Since C# requires IEEE754 floats there is probably a faster way on any platform that does not emulate the floating point functions:

int ToNearestPowerOf2(int x) =>
  1 << (int)(BitConverter.DoubleToInt64Bits(x + x/3) >> 52) - 1023;

Rationale:

  • x + x/3
    nearest power of 2, basically *4/3

  • (BitConverter.DoubleToInt64Bits(x) >> 52) - 1023
    take floating point exponent for floor(ln2(x))

  • 1 << x
    exponential function with base 2

The function obviously requires a positive value for x. 0 won't work because the closest power of 2 is -∞, and negative values have a complex logarithms.

Whether this is the fastest way will probably highly depend on what the JIT optimizer squeezes out of the code, more specifically how it handles the hard pointer cast in DoubleToInt64Bits.
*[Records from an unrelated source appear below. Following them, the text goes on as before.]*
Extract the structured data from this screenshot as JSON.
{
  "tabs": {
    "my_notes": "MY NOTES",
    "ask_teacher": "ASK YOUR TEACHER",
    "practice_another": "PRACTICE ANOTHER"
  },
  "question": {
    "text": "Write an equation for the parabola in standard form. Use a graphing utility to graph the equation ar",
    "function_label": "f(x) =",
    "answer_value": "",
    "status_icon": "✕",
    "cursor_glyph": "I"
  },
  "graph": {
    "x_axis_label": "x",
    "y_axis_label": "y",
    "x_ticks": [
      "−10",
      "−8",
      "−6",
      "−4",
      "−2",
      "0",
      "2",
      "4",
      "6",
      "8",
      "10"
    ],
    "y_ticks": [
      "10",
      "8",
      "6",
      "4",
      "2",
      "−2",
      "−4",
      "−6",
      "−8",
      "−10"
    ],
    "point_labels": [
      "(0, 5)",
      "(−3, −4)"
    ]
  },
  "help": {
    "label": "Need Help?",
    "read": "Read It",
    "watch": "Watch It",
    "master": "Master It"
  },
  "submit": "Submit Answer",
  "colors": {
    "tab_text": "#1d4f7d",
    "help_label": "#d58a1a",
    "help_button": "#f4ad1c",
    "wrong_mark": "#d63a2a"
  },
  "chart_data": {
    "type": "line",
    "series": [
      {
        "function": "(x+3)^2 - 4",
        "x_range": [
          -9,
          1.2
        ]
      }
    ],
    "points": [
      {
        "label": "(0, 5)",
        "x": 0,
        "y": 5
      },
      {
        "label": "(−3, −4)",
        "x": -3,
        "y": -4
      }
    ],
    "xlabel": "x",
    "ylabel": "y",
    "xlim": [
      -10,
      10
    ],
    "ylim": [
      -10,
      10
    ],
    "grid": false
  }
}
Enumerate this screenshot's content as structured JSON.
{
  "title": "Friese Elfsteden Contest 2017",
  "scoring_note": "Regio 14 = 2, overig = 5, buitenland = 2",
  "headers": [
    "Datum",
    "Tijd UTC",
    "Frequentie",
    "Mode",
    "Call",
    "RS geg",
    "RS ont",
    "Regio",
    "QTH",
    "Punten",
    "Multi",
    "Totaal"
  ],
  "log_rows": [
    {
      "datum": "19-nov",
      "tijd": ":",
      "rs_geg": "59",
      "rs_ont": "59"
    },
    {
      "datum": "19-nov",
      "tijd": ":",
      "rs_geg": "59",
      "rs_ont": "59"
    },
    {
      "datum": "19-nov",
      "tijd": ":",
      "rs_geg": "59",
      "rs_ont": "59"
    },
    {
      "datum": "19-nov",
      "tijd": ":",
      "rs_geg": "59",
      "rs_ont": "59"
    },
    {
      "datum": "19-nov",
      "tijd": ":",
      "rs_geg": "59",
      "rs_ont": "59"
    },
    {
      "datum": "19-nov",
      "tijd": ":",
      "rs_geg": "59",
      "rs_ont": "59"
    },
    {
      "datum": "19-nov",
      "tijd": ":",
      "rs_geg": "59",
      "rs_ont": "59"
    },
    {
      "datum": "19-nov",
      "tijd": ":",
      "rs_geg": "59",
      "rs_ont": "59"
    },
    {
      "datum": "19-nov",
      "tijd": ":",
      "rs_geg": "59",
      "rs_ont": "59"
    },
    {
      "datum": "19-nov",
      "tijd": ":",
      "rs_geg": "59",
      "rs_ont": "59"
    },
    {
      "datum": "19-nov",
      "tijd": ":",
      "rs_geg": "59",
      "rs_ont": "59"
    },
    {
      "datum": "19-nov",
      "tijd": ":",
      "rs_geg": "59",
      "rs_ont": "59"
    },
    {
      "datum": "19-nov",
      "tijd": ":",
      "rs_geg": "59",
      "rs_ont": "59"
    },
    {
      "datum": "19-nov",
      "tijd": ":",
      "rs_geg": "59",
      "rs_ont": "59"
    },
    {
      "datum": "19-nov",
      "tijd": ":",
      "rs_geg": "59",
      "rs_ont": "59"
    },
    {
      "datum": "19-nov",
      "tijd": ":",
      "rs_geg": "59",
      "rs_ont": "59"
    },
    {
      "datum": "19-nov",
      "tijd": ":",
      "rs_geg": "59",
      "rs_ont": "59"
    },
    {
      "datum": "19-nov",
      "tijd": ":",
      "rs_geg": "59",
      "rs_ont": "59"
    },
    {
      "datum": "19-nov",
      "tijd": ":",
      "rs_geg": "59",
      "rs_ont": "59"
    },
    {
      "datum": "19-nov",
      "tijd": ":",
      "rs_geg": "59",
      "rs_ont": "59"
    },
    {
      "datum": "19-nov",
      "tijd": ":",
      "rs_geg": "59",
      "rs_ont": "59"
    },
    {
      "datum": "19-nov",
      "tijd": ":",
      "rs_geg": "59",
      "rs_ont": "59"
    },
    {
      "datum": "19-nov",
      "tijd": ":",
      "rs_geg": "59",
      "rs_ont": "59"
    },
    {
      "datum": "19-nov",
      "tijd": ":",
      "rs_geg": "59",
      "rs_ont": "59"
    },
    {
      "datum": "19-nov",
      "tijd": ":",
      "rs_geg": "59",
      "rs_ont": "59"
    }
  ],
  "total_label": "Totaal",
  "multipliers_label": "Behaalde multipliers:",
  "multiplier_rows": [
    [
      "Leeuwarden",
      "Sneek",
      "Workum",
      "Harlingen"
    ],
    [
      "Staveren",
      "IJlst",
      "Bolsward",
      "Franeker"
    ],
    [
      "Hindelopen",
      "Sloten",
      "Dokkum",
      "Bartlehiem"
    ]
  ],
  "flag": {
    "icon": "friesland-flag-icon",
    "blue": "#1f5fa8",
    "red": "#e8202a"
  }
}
This may prevent other optimizations.

You do not have to use any comparison to get the nearest power of 2. Since all powers of two are separated by the same factor the rounding point is always at 3/4 of the next power of 2 (i.e. exactly the topmost 2 bits are set). So multiplication by the reciprocal followed by truncation will do the job.